For today's Throwback article, we're presenting our full editorial from the August 1976 issue of Michigan Out-of-Doors, just after what is now the Natural Resources Trust Fund was passed by the legislature awaiting Gov. Milliken's signature, which was forthcoming. Though we're celebrating the 40th Anniversary of the Trust Fund, appropriately called a "Conservation Milestone" in this editorial, it's worth considering the parallels we face today. Energy development is often portrayed as "economy versus ecology," as it was back then, but we showed that through compromise we can have both. And at a time when there are too many attacks on the very notion of public land, the Trust Fund reminds us that public land is a uniquely American birthright and Michigan was a conservation pioneer in creating this mechanism for the acquisition of more of a great thing for its citizens.
Historians some day may mark the bitter controversy over oil drilling in the Pigeon River Country State Forest as a milestone of conservation in America. When the complex clash between oil companies, preservationists, sportsmen and the Department of Natural Resources began unfolding a few years ago, it looked as though it would develop into a battle in which there could be no winners. But today, while the battle smoke is still clearing, it appears that there really have been some winners --- approximately nine million of them and countless millions more to come. They are the citizens of Michigan – today and in future generations – who will enjoy the bounty that will come from legislation that was forged in the crucible of the Pigeon River Country controversy.
That controversy posed the classic dilemma pitting economy versus ecology. In this instance, the Natural Resources Commission sold leases back in 1968 to various oil companies to state-owned lands in what was to become the Pigeon River Country State Forest in the northern Lower Peninsula. Preservationists, fearing widespread despoliation of the forest if oil and gas wells were drilled there, protested against the leases and demanded that hydrocarbon extraction be prohibited in the forest.
The Michigan United Conservation Clubs, the largest sportsmen’s organization in the state, took a different approach. Recognizing the need for energy supplies, the state’s precarious legal position in the lease sales and the ability of the environment to withstand the effects of gas and oil developments under rigid controls, directors of MUCC last October adopted a forthright policy that supported limited oil and gas drilling in the forest provided fees from lease sales and royalties were earmarked for purchase of public recreation lands.

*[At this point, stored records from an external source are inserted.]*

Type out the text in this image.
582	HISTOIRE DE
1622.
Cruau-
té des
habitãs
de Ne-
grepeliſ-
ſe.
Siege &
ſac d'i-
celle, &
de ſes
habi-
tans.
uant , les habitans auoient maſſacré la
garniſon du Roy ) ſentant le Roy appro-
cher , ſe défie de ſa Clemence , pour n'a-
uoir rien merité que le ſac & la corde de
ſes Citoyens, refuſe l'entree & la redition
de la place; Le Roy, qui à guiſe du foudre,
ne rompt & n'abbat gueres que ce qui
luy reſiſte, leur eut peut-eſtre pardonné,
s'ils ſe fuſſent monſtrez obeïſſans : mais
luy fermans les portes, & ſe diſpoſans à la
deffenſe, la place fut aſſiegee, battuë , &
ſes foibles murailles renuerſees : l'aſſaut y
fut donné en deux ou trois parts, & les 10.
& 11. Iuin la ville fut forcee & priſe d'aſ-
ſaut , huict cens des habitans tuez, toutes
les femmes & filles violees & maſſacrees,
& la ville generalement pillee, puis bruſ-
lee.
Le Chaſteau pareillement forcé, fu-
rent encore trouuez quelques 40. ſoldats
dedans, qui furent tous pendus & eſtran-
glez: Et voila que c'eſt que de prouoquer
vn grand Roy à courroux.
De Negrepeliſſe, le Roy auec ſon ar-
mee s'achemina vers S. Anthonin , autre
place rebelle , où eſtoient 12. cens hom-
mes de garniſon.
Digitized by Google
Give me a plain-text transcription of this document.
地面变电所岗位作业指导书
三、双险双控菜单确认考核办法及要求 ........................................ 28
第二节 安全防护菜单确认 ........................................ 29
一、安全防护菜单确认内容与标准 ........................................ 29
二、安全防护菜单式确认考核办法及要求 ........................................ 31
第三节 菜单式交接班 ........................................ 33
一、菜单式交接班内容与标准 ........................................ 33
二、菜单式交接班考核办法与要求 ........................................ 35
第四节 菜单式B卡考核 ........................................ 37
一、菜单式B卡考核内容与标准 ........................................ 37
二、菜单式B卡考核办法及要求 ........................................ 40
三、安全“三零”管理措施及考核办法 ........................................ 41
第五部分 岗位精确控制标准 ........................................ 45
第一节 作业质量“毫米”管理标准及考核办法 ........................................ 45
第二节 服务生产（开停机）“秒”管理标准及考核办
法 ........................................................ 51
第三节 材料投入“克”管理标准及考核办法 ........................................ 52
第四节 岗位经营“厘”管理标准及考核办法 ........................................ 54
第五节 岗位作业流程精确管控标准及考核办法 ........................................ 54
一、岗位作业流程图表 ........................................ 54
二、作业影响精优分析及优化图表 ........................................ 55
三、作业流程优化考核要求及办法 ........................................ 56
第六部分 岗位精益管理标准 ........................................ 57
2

MUCC staff members began drafting a proposed bill that would embrace the objectives of the directors’ policy statement. Sen. Kerry Kammer, D-Pontiac, agreed to introduce the bill. Senate Bill 1258 won passage in that chamber by a margin of 29-7 in the face of opposition led by Sen. Joseph S. Mack, D-Ironwood, chariman of the Senate Conservation Committee, who bilified MUCC’s role in the legislation and called the Kammer bill “one of the slickest shell games I’ve ever seen played in this Legislature in 16 years.” In spite of Sen. Mack’s attacks, the Kammer Recreational Land Trust Fund Act of 1976 awaits the signature of Gov. William G. Milliken. This is certain to be forthcoming in view of the Governor’s espousal of his own “Resource Heritage Fund,” which was largely incorporated into the Kammer bill through the amendment process.
Upon signing, the bill will take in a landmark conservation measure that is believed to be unique in the United States. Utilizing fees from oil, gas and mineral leases in the Pigeon River Country State Forests and from any similar other leases the state may enter into after the effective date of the act, the Kammer bill will establish a perpetual trust fund that will enable the state to acquire prime recreation lands wherever and whenever they become available. At least two-thirds of each year’s revenues will go directly into the fund until up to $100 million in principal has been accrued, after which excess fees will revert to the Game and Fish Protection Fund or the General Fund. The other one-third of annual collections will be available for immediate use each year in purchasing land for public recreation.
Because there is no way of knowing how many leases the state will enter into following enactment of the Kammer bill, it is impossible at this time to predict accurately how much revenue will be turned over to the land trust fund each year, but it will be a substantial amount. The Department of Natural Resources believes the fees could total anywhere from $1 million to $6 million during the first year of the act, depending on the amount of new oil and gas drilling. Sen. Kammer’s office pegs the first year’s revenues at between $2.5 million and $3 million. William Rustem, environmental aide to Gov. Milliken, expects about $10 million to be generated annually within 10 years as the fund builds up.
Besides the very considerable income from the land trust fund itself, Michigan will be in a position to take advantage of additional millions of new federal dollars in matching funds for land acquisition, thanks to the Kammer bill.
At long last, the state now will have the resources to negotiate for the purchase of such choice properties as St. Johns Marsh on Lake St. Clair, Celeron Island in the Detroit River, Consumers Power Co. lands along the Au Sable and Manistee Rivers, the Ferris Farm in Shiawassee County – all highly valued for recreational purposes and all extremely costly.
Citizens of Michigan can thank Sen. Kammer for taking the leadership in creating Michigan’s pioneering and far-reaching land trust fund. While they’re at it, they might also give a nod of gratitude for the Pigeon River Country controversy that made it all possible.